Strategic Command ist einer der letzten Verteter der Rundenstrategiespiele.
Der Spieler übernimmt auf Seiten der Achse oder der Alliierten das Oberkommando über die jeweiligen Streitkräfte, die sich aus Landarmeen (Panzerverbände, Infanterie, Raketen usw.), Luftwaffe und Marine zusammensetzen.
Beginnend im Jahr 1939, kann der Spieler verschiedene Kampagnen (Fall Weiß, Weserübung, Barbarossa, Overlord etc.) übernehmen. Außerdem gibt es einige Einzelschlachten (etwa Kursk).
Dabei sind von Partisanen über Wetter bis zu Konvois zahlreiche individuelle Einstellungen möglich.
Der Ausgang der Kämpfe hängt dabei von vielen Faktoren ab - Gelände, Kampfkraft, Flüsse, Moral, Forschung, Verschanzung.
Große Bedeutung hat die Forschung - hier kann man die Punkte, die man jede Runde für den Besitz von Städten, Häfen und Minen sowie Konvois erhält, gezielt zur Verbesserung der Einheiten (etwas Flugzeugtechnik oder Infanteriewaffen), aber auch allgemein für die Produktionstechnologie einsetzen.

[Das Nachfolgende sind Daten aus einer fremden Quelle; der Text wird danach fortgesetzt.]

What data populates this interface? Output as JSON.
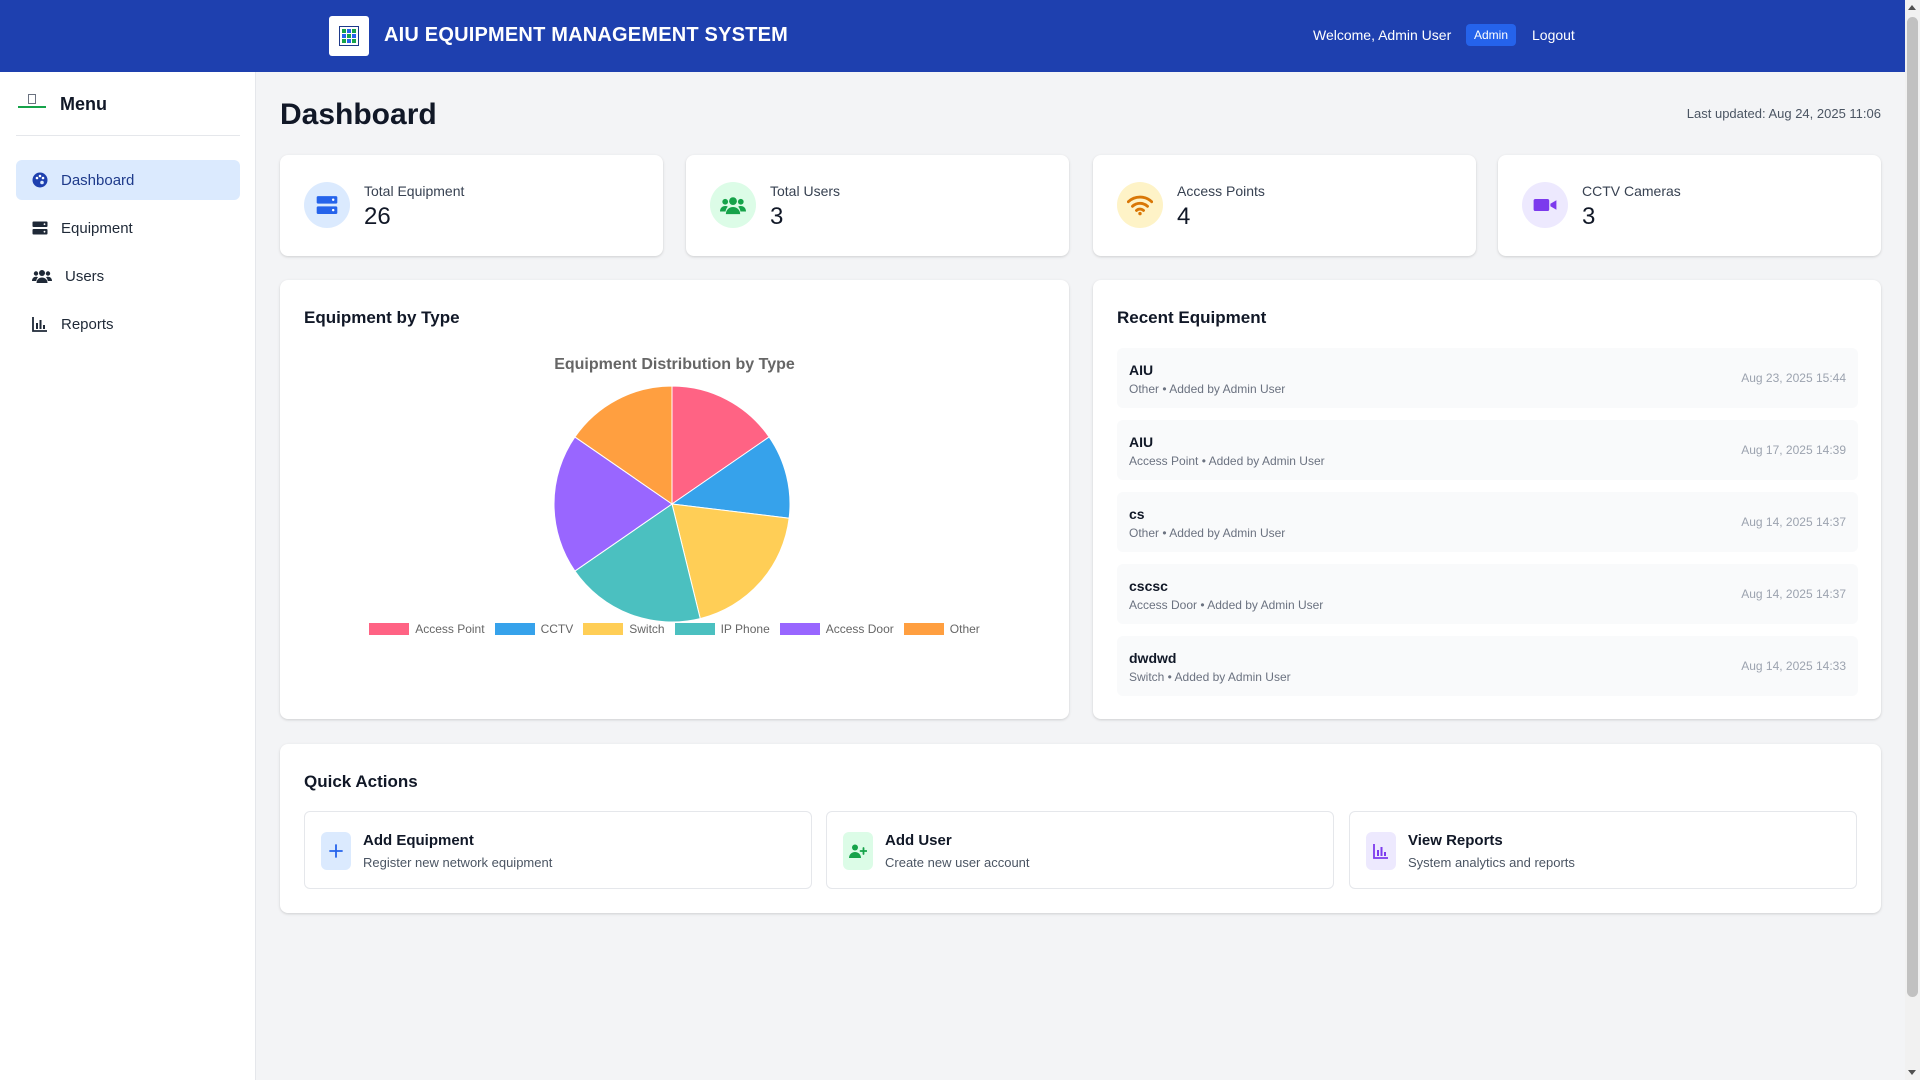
{
  "header": {
    "app_title": "AIU EQUIPMENT MANAGEMENT SYSTEM",
    "welcome": "Welcome, Admin User",
    "role_badge": "Admin",
    "logout": "Logout",
    "bg_color": "#1e40af"
  },
  "sidebar": {
    "title": "Menu",
    "items": [
      {
        "label": "Dashboard",
        "icon": "palette-icon",
        "active": true
      },
      {
        "label": "Equipment",
        "icon": "server-icon",
        "active": false
      },
      {
        "label": "Users",
        "icon": "users-icon",
        "active": false
      },
      {
        "label": "Reports",
        "icon": "chart-bar-icon",
        "active": false
      }
    ]
  },
  "main": {
    "title": "Dashboard",
    "last_updated": "Last updated: Aug 24, 2025 11:06"
  },
  "stats": [
    {
      "label": "Total Equipment",
      "value": "26",
      "icon": "server-icon",
      "color": "#2563eb",
      "bg": "#dbeafe"
    },
    {
      "label": "Total Users",
      "value": "3",
      "icon": "users-icon",
      "color": "#16a34a",
      "bg": "#dcfce7"
    },
    {
      "label": "Access Points",
      "value": "4",
      "icon": "wifi-icon",
      "color": "#d97706",
      "bg": "#fef3c7"
    },
    {
      "label": "CCTV Cameras",
      "value": "3",
      "icon": "video-camera-icon",
      "color": "#7c3aed",
      "bg": "#ede9fe"
    }
  ],
  "equipment_by_type": {
    "panel_title": "Equipment by Type"
  },
  "chart_data": {
    "type": "pie",
    "title": "Equipment Distribution by Type",
    "categories": [
      "Access Point",
      "CCTV",
      "Switch",
      "IP Phone",
      "Access Door",
      "Other"
    ],
    "values": [
      4,
      3,
      5,
      5,
      5,
      4
    ],
    "colors": [
      "#ff6384",
      "#36a2eb",
      "#ffce56",
      "#4bc0c0",
      "#9966ff",
      "#ff9f40"
    ],
    "legend": "bottom"
  },
  "recent": {
    "panel_title": "Recent Equipment",
    "items": [
      {
        "name": "AIU",
        "meta": "Other • Added by Admin User",
        "date": "Aug 23, 2025 15:44"
      },
      {
        "name": "AIU",
        "meta": "Access Point • Added by Admin User",
        "date": "Aug 17, 2025 14:39"
      },
      {
        "name": "cs",
        "meta": "Other • Added by Admin User",
        "date": "Aug 14, 2025 14:37"
      },
      {
        "name": "cscsc",
        "meta": "Access Door • Added by Admin User",
        "date": "Aug 14, 2025 14:37"
      },
      {
        "name": "dwdwd",
        "meta": "Switch • Added by Admin User",
        "date": "Aug 14, 2025 14:33"
      }
    ]
  },
  "quick_actions": {
    "panel_title": "Quick Actions",
    "items": [
      {
        "title": "Add Equipment",
        "desc": "Register new network equipment",
        "icon": "plus-icon",
        "color": "#2563eb",
        "bg": "#dbeafe"
      },
      {
        "title": "Add User",
        "desc": "Create new user account",
        "icon": "user-plus-icon",
        "color": "#16a34a",
        "bg": "#dcfce7"
      },
      {
        "title": "View Reports",
        "desc": "System analytics and reports",
        "icon": "chart-bar-icon",
        "color": "#7c3aed",
        "bg": "#ede9fe"
      }
    ]
  }
}
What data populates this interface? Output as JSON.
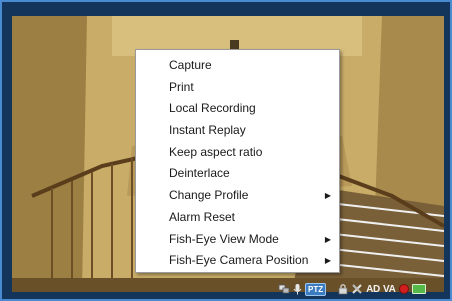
{
  "context_menu": {
    "items": [
      {
        "label": "Capture",
        "has_submenu": false
      },
      {
        "label": "Print",
        "has_submenu": false
      },
      {
        "label": "Local Recording",
        "has_submenu": false
      },
      {
        "label": "Instant Replay",
        "has_submenu": false
      },
      {
        "label": "Keep aspect ratio",
        "has_submenu": false
      },
      {
        "label": "Deinterlace",
        "has_submenu": false
      },
      {
        "label": "Change Profile",
        "has_submenu": true
      },
      {
        "label": "Alarm Reset",
        "has_submenu": false
      },
      {
        "label": "Fish-Eye View Mode",
        "has_submenu": true
      },
      {
        "label": "Fish-Eye Camera Position",
        "has_submenu": true
      }
    ],
    "submenu_arrow": "▶"
  },
  "status_bar": {
    "ptz_badge": "PTZ",
    "ad_label": "AD",
    "va_label": "VA",
    "icons": [
      "network-icon",
      "microphone-icon",
      "ptz-icon",
      "lock-icon",
      "tool-icon",
      "ad-indicator",
      "va-indicator",
      "record-icon",
      "camera-icon"
    ]
  },
  "colors": {
    "frame_border": "#4a8ad0",
    "frame_background": "#13355c",
    "menu_background": "#ffffff",
    "record_indicator": "#d21e1e"
  }
}
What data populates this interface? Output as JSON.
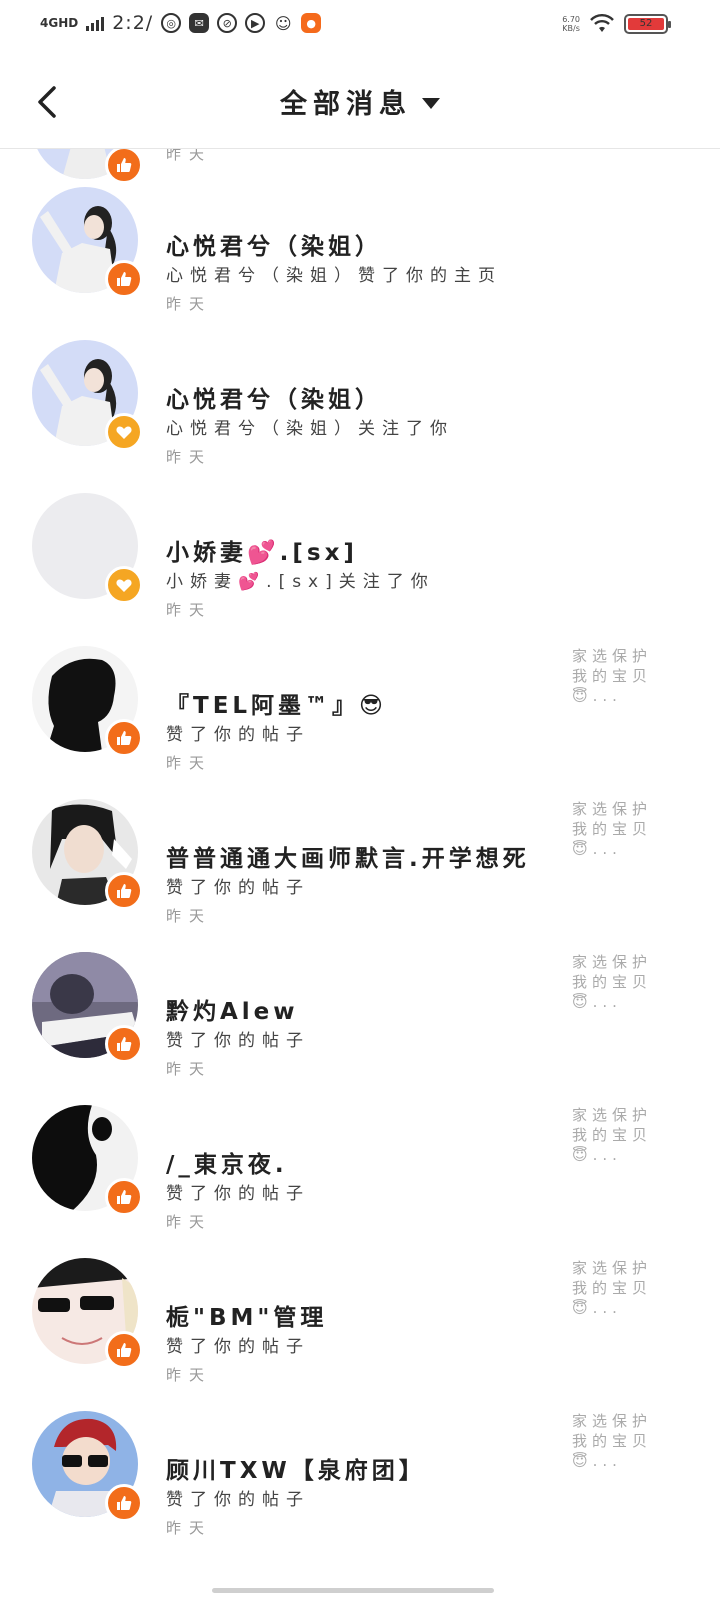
{
  "status_bar": {
    "network": "4GHD",
    "time": "2:2/",
    "speed_value": "6.70",
    "speed_unit": "KB/s",
    "battery": "52"
  },
  "header": {
    "back_icon": "chevron-left-icon",
    "title": "全部消息",
    "dropdown_icon": "caret-down-icon"
  },
  "partial_item": {
    "time": "昨天",
    "badge": "like"
  },
  "items": [
    {
      "name": "心悦君兮（染姐）",
      "action": "心悦君兮（染姐）赞了你的主页",
      "time": "昨天",
      "badge": "like",
      "avatar": "anime-girl-white",
      "ref": ""
    },
    {
      "name": "心悦君兮（染姐）",
      "action": "心悦君兮（染姐）关注了你",
      "time": "昨天",
      "badge": "heart",
      "avatar": "anime-girl-white",
      "ref": ""
    },
    {
      "name": "小娇妻💕.[sx]",
      "action": "小娇妻💕.[sx]关注了你",
      "time": "昨天",
      "badge": "heart",
      "avatar": "blank",
      "ref": ""
    },
    {
      "name": "『TEL阿墨™』😎",
      "action": "赞了你的帖子",
      "time": "昨天",
      "badge": "like",
      "avatar": "silhouette",
      "ref": "家选保护我的宝贝😇..."
    },
    {
      "name": "普普通通大画师默言.开学想死",
      "action": "赞了你的帖子",
      "time": "昨天",
      "badge": "like",
      "avatar": "anime-boy-dark",
      "ref": "家选保护我的宝贝😇..."
    },
    {
      "name": "黔灼Alew",
      "action": "赞了你的帖子",
      "time": "昨天",
      "badge": "like",
      "avatar": "piano",
      "ref": "家选保护我的宝贝😇..."
    },
    {
      "name": "/_東京夜.",
      "action": "赞了你的帖子",
      "time": "昨天",
      "badge": "like",
      "avatar": "dark-figure",
      "ref": "家选保护我的宝贝😇..."
    },
    {
      "name": "栀\"BM\"管理",
      "action": "赞了你的帖子",
      "time": "昨天",
      "badge": "like",
      "avatar": "sunglasses-face",
      "ref": "家选保护我的宝贝😇..."
    },
    {
      "name": "顾川TXW【泉府团】",
      "action": "赞了你的帖子",
      "time": "昨天",
      "badge": "like",
      "avatar": "red-hair-boy",
      "ref": "家选保护我的宝贝😇..."
    }
  ],
  "colors": {
    "like_badge": "#f26d1a",
    "heart_badge": "#f5a623"
  }
}
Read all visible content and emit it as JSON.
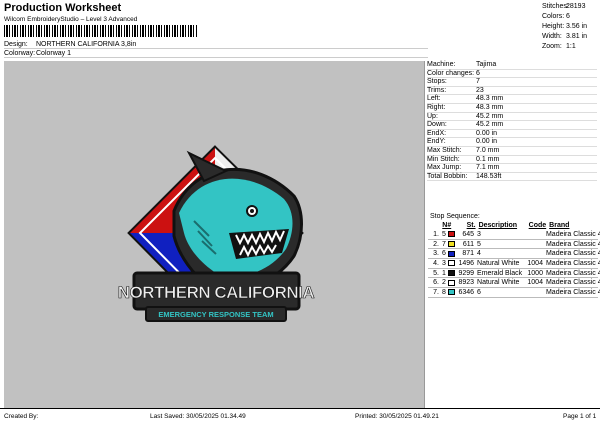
{
  "header": {
    "title": "Production Worksheet",
    "software": "Wilcom EmbroideryStudio – Level 3 Advanced"
  },
  "design": {
    "label": "Design:",
    "value": "NORTHERN CALIFORNIA 3,8in"
  },
  "colorway": {
    "label": "Colorway:",
    "value": "Colorway 1"
  },
  "stats": [
    {
      "label": "Stitches:",
      "value": "28193"
    },
    {
      "label": "Colors:",
      "value": "6"
    },
    {
      "label": "Height:",
      "value": "3.56 in"
    },
    {
      "label": "Width:",
      "value": "3.81 in"
    },
    {
      "label": "Zoom:",
      "value": "1:1"
    }
  ],
  "params": [
    {
      "label": "Machine:",
      "value": "Tajima"
    },
    {
      "label": "Color changes:",
      "value": "6"
    },
    {
      "label": "Stops:",
      "value": "7"
    },
    {
      "label": "Trims:",
      "value": "23"
    },
    {
      "label": "Left:",
      "value": "48.3 mm"
    },
    {
      "label": "Right:",
      "value": "48.3 mm"
    },
    {
      "label": "Up:",
      "value": "45.2 mm"
    },
    {
      "label": "Down:",
      "value": "45.2 mm"
    },
    {
      "label": "EndX:",
      "value": "0.00 in"
    },
    {
      "label": "EndY:",
      "value": "0.00 in"
    },
    {
      "label": "Max Stitch:",
      "value": "7.0 mm"
    },
    {
      "label": "Min Stitch:",
      "value": "0.1 mm"
    },
    {
      "label": "Max Jump:",
      "value": "7.1 mm"
    },
    {
      "label": "Total Bobbin:",
      "value": "148.53ft"
    }
  ],
  "sequence": {
    "title": "Stop Sequence:",
    "headers": {
      "num": "N#",
      "st": "St.",
      "desc": "Description",
      "code": "Code",
      "brand": "Brand"
    },
    "rows": [
      {
        "stop": "1.",
        "n": "5",
        "color": "#cc1111",
        "st": "645",
        "desc": "3",
        "code": "",
        "brand": "Madeira Classic 40"
      },
      {
        "stop": "2.",
        "n": "7",
        "color": "#f0e020",
        "st": "611",
        "desc": "5",
        "code": "",
        "brand": "Madeira Classic 40"
      },
      {
        "stop": "3.",
        "n": "6",
        "color": "#1020c0",
        "st": "871",
        "desc": "4",
        "code": "",
        "brand": "Madeira Classic 40"
      },
      {
        "stop": "4.",
        "n": "3",
        "color": "#ffffff",
        "st": "1496",
        "desc": "Natural White",
        "code": "1004",
        "brand": "Madeira Classic 40"
      },
      {
        "stop": "5.",
        "n": "1",
        "color": "#111111",
        "st": "9299",
        "desc": "Emerald Black",
        "code": "1000",
        "brand": "Madeira Classic 40"
      },
      {
        "stop": "6.",
        "n": "2",
        "color": "#ffffff",
        "st": "8923",
        "desc": "Natural White",
        "code": "1004",
        "brand": "Madeira Classic 40"
      },
      {
        "stop": "7.",
        "n": "8",
        "color": "#33c4c4",
        "st": "6346",
        "desc": "6",
        "code": "",
        "brand": "Madeira Classic 40"
      }
    ]
  },
  "artwork": {
    "title": "NORTHERN CALIFORNIA",
    "subtitle": "EMERGENCY RESPONSE TEAM"
  },
  "footer": {
    "created": "Created By:",
    "last_saved": "Last Saved: 30/05/2025 01.34.49",
    "printed": "Printed: 30/05/2025 01.49.21",
    "page": "Page 1 of 1"
  }
}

Auch Diplomatie ist wichtig - man kann mittels der Punkte versuchen, Staaten auf seine Seite zu ziehen oder den Kriegseintritt potenzieller Gegner zu verzögern. So kann etwa Spanien auf Seite der Achse in den Krieg eintreten. Das Vorgehen des Spielers beeinflusst dabei auch die Haltung anderer Staaten - die USA etwa stellen sich bei Kriegserklärungen der Achse gegen andere Länder schneller auf die Seite der Alliierten.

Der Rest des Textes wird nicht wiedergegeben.